As a proposal came together, key leadership stepped forward to sell it. Kentucky’s senior U.S. senator, Mitch McConnell, joined the pro-merger campaign and vowed to “finish the job.”

Business groups financed a $1 million “Say Yes to Unity” campaign that left little to chance. When late tracking polls identified women aged 24 to 35 as anti-merger, TV and radio ads stressed that merger would attract jobs to “keep our babies at home.”

Merger advocates also dodged a contentious issue. Suburbs were allowed to remain independent. They could keep their police, government and recreation programs, yet still vote for Metro mayor and council. Suburban opposition faded, and blacks lost a key anti-merger ally.

Merger planners tried to soften black opposition.
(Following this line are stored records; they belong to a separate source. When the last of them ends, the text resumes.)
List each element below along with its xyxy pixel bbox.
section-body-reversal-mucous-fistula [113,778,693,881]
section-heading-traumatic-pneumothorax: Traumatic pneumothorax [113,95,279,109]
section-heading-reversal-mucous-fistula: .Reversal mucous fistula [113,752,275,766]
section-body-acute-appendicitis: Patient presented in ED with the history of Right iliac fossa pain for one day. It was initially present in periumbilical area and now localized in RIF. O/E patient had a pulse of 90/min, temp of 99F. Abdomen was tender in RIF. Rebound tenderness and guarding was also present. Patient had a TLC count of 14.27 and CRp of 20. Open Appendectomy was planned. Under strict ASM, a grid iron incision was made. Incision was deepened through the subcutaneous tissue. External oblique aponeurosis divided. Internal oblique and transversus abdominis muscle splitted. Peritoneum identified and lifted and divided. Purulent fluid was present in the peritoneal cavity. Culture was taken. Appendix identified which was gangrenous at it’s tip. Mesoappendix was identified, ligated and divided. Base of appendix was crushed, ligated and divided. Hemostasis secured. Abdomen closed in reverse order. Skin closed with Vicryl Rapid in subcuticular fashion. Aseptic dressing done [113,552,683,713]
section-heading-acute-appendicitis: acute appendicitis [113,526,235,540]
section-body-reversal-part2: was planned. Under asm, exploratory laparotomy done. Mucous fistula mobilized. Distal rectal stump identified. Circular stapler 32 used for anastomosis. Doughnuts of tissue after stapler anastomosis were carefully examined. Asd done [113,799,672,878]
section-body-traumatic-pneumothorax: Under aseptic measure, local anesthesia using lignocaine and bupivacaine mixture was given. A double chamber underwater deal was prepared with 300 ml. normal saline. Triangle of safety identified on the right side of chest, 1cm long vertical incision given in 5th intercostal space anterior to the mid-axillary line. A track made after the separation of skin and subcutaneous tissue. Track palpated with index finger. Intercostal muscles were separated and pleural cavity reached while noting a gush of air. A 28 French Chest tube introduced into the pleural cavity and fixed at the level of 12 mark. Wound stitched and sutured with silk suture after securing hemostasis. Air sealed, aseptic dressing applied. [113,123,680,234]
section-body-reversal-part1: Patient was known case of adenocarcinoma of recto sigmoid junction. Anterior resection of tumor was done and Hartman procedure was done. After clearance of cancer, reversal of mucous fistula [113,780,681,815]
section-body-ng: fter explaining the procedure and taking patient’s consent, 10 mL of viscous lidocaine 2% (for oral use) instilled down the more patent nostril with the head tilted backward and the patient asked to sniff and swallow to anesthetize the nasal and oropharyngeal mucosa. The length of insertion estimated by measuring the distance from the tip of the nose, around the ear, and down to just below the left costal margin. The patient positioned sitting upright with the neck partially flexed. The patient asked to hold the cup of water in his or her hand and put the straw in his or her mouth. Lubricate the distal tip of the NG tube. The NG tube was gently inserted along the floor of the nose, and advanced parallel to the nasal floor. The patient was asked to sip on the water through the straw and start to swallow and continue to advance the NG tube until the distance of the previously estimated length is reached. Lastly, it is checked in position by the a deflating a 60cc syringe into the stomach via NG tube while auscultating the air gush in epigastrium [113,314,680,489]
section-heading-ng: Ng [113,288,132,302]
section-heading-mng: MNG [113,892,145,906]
They carved out voting districts that ensured five “safe seats” for blacks on a 26-member Metro Council, in proportion to the black population.

They pledged that city services would not be cut to match lower levels of services in the county. And they stressed that a metro city, united behind one mayor, could attract jobs for everyone.

Still, Louisville Urban League President Benjamin Richmond stood almost alone urging blacks to accept a smaller share of a growing pie. Young black professionals rallied to his side, but every elected black official in the city and county opposed merger. About 70 percent of black voters rejected the idea.

But in the end, black voters lacked the numbers to defeat a plan that needed only a single countywide majority vote to re-create the government.

“Merger dissolved the African-American power base,” said Darryl Owens, a black Kentucky state representative from “old city” Louisville. “It lessens our political influence. Most people like to have influence. That makes sure your issues get addressed.”

Lessons for here

Experts say a Louisville-style merger could not easily happen in a strong home-rule state like Ohio. Cuyahoga County would need the endorsement of every community involved, including Cleveland, which is nearly 60 percent black.

And so high is black mistrust of regional government, experts say, that no black-majority city in America has ever merged with its home county. Even basic regionalism strategies, like tax sharing and regional planning, face higher hurdles in regions of great diversity.

Last month, a leading black business group in Northeast Ohio, the President’s Council, released a review of regionalism that advises tiptoeing into the uncharted waters.

The report acknowledges the need for regional cooperation but insists that century-old government structures be left untouched.

The study, directed by John Powell, an Ohio State University social scientist who studies regionalism and its impact on minority communities, trumpets a theme: Equity. It calls for regional magnet schools, tax sharing and anti-sprawl measures.

Powell said the authors were writing to their audience. Any mention of consolidation would kill discussion in the black community, he said, just as a suggestion to regionalize schools would scare off Solon, Brecksville and Rocky River.

“First, you have to build some confidence,” he said.

Barbara Shanklin understands the trepidation, and the possibilities. She opposed merger as a black member of the Louisville City Council and now sits beside representatives of suburbs and farm country on the Metro Council.

With regional resources pooled, her majority-black district suddenly has money for youth programs it once could not afford, Shanklin said. And it benefits from something she never imagined.

At times, when her discretionary money has run low, representative of other, wealthier districts passed resources her way. She has done the same for others.

“When we first merged, everybody looked out for their own area,” she said. “Now, people on this council help each other. It’s, like, regionalism.”